Let me elaborate on the first point. One expert (who has asked to remain anonymous) says that Jaymee’s attempt in translating “froggy kick” into “青蛙踢” shows creativity. Essentially, she made up the term according to her understanding of (a) the English words and (b) her actual experience of moving like a frog through water.
“At this preschool stage, the meaning of language is larger than the format,” she adds.
In fact, a landmark study on bilingualism in 1972 (Ianco Worrall) showed that bilingual children had higher “semantic awareness”. That is, they were more aware of the actual meanings of words, rather than their sounds, compared to monolingual children in the study. This is considered more advanced developmentally.
Yay or nay?
In my video, I praised Jaymee for attempting to translate Froggy Kick. One expert’s opinion is that I did the right thing (phew).

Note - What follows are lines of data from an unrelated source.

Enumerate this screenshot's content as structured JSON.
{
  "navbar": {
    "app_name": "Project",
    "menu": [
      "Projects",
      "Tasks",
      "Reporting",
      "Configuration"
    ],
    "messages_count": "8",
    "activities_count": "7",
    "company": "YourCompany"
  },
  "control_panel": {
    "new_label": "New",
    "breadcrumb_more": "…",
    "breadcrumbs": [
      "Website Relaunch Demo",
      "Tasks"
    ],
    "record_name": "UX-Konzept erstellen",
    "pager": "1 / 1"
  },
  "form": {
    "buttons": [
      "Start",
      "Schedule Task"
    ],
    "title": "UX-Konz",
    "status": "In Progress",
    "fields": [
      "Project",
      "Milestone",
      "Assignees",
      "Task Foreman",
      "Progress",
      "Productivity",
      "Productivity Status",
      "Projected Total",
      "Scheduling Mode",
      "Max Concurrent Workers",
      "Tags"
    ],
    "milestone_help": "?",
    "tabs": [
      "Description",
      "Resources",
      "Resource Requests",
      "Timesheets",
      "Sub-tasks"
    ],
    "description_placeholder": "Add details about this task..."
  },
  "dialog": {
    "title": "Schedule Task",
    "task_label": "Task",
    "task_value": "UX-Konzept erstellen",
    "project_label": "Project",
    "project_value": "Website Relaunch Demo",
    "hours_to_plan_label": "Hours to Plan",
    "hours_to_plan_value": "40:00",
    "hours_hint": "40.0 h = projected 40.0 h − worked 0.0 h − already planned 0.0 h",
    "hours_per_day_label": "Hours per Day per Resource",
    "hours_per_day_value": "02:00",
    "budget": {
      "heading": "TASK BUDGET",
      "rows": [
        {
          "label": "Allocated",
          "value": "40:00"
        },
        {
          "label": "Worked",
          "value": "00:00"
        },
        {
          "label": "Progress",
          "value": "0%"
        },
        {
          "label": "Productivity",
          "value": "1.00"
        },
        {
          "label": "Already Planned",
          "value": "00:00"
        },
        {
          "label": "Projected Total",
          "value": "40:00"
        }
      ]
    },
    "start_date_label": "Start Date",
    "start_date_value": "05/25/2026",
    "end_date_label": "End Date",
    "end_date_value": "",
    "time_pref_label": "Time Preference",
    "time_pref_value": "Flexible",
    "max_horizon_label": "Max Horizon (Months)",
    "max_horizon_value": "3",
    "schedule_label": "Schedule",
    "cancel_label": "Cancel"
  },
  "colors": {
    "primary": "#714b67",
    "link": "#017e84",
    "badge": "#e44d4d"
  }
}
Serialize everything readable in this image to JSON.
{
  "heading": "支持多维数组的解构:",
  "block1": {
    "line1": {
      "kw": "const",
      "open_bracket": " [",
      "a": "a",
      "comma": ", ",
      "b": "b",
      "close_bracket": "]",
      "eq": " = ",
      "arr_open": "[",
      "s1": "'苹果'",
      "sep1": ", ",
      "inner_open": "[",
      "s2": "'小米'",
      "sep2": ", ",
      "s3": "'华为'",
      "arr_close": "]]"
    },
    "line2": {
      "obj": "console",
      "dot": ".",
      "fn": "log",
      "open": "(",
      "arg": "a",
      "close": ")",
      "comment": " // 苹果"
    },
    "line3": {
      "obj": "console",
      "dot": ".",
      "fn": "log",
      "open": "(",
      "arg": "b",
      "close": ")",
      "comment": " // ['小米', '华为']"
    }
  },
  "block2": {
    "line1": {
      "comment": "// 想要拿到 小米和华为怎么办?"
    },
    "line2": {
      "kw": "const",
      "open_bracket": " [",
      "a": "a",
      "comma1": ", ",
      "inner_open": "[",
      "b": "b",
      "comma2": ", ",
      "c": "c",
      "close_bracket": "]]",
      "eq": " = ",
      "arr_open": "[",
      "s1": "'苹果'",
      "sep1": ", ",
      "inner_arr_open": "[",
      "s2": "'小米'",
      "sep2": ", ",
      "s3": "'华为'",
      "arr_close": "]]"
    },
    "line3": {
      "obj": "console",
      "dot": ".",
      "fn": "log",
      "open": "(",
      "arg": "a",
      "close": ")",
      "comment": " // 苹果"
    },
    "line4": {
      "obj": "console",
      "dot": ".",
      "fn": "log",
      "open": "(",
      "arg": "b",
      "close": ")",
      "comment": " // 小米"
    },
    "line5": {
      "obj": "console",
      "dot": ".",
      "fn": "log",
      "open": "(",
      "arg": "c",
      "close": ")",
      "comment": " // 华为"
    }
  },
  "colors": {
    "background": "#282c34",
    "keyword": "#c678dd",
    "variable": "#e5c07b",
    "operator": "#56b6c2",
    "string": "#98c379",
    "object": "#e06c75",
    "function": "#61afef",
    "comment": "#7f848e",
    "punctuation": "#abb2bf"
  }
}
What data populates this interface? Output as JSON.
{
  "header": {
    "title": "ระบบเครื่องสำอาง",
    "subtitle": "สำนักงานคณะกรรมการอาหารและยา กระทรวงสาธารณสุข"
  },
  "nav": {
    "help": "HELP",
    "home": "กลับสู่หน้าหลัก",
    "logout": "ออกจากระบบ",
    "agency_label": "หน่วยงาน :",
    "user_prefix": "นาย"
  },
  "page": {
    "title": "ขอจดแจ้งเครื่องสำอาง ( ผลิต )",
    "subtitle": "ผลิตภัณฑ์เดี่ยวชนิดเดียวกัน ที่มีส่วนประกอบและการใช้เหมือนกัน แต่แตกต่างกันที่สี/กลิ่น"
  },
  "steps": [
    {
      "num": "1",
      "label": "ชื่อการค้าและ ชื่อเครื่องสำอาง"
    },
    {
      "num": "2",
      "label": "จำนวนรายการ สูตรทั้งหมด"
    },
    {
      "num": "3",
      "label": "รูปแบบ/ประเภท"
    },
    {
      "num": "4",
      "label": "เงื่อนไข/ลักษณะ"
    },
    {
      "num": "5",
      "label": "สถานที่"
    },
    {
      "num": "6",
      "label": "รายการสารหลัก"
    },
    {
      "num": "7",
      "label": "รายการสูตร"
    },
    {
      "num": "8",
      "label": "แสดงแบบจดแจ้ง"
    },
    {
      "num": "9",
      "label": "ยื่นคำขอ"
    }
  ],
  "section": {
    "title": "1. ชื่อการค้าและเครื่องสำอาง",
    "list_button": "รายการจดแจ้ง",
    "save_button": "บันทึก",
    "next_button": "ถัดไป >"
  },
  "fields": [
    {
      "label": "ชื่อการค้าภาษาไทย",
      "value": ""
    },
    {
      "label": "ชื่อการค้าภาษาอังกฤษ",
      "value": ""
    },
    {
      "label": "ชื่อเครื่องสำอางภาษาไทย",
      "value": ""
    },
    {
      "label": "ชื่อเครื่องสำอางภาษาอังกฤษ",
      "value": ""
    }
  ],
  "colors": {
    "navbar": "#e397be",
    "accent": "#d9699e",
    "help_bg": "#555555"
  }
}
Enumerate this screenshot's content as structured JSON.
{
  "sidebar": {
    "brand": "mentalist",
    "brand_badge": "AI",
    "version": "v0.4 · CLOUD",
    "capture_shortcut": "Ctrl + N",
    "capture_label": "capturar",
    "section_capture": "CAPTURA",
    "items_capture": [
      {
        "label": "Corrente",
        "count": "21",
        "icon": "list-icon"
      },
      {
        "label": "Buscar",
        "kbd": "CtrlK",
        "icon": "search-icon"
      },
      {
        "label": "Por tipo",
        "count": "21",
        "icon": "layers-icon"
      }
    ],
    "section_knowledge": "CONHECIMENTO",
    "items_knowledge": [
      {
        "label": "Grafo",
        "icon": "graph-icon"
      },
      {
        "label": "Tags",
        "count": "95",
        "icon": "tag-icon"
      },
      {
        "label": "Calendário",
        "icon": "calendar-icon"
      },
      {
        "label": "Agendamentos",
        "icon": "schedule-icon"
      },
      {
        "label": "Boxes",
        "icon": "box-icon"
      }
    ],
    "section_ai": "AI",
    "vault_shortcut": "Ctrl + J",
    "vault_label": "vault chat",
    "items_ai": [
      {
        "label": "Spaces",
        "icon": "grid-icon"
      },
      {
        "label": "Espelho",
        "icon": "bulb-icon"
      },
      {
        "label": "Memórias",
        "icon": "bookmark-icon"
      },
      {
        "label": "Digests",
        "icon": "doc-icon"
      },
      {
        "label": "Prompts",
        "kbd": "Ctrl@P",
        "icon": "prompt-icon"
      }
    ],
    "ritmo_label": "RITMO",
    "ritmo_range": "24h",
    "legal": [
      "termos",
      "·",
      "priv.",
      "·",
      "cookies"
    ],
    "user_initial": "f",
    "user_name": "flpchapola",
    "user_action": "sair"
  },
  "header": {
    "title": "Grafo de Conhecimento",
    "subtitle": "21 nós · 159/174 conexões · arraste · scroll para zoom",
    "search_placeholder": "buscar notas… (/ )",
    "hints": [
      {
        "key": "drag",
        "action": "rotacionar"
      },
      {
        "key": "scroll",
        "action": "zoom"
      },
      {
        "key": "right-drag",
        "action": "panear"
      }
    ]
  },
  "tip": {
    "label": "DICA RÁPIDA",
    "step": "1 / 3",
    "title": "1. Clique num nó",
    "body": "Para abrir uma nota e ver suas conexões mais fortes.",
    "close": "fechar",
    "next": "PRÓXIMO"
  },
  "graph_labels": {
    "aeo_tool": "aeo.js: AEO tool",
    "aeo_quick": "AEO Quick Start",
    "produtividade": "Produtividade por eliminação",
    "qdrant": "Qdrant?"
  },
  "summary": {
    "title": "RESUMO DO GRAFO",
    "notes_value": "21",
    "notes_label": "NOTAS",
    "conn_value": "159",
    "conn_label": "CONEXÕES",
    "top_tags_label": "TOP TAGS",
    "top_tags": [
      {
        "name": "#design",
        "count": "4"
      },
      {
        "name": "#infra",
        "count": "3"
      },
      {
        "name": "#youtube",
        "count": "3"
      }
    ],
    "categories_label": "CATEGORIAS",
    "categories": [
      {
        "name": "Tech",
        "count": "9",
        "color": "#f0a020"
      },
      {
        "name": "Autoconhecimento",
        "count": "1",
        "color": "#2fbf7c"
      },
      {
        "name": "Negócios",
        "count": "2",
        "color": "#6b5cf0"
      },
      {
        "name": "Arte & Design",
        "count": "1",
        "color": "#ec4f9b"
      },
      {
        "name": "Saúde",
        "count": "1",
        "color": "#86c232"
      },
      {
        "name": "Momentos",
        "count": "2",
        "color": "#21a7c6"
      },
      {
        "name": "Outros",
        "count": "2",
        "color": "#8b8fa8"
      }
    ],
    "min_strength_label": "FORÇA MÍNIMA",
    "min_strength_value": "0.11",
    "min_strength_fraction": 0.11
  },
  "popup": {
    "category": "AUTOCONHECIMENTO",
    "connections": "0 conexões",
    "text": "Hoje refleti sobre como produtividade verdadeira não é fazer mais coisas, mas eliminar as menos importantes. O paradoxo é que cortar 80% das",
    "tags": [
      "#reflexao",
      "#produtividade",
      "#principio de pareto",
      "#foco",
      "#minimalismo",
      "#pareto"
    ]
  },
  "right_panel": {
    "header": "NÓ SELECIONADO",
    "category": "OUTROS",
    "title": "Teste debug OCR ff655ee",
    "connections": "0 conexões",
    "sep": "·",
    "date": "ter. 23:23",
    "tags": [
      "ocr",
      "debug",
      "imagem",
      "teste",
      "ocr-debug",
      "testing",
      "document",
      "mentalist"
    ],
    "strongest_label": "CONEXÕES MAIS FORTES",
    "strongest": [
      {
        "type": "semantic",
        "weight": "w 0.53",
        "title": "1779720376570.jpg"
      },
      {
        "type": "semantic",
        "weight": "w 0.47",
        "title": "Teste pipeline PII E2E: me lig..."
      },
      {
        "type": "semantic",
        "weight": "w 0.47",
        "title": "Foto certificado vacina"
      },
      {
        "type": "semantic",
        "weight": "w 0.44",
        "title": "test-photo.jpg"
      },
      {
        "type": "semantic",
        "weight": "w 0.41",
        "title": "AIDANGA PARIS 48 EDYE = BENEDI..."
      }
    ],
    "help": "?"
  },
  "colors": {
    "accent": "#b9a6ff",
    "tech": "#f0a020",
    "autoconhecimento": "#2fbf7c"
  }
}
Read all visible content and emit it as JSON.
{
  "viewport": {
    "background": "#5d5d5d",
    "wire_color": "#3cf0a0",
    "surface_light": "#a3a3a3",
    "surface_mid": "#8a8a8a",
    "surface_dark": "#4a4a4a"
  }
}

“You can also extend the learning by reading a book about breast stroke, for example,” she says.
Miss Joyce Lim, Director at Bibinogs, specialist bilingual and Chinese language preschool, suggests that parents can also gently offer the correct term or word without putting down the child.
“For example, in this case, you can say, oh, you mean 蛙式，don’t you?” says Miss Lim. “But don’t fuss too much over it.”
The other expert also warns against overacting.
“You may cause anxiety related to the language, and the child may be put off learning,” she says.
A Question of Exposure
Miss Lim of Bibinogs says it is possible Jaymee’s swim coach uses the term “froggy kick”.
“So she translates that literally because her exposure to that method of swimming is exactly that. However, if she has a Chinese speaking swim coach, for example, then her exposure may well be 蛙式，” says Miss Lim.
So what your child is listening to does matter to some extent. But if you think your Chinese is not up to par, don’t stress over it. Yours is not the only brand of Chinese that he is exposed to. In school, in the media or in playgroups, he will be exposed to other accents, for example.
Secondly, there is always room for improvement on our part. I am constantly checking and verifying that I am using the right words with my kids. And these days, with so many apps available on mobile phones, there is really no excuse not to check!
It is a bit more work, no doubt, but well worth the effort.
I also believe that when my kids see me checking and learning, they will follow suit. 爸爸妈妈一起加油！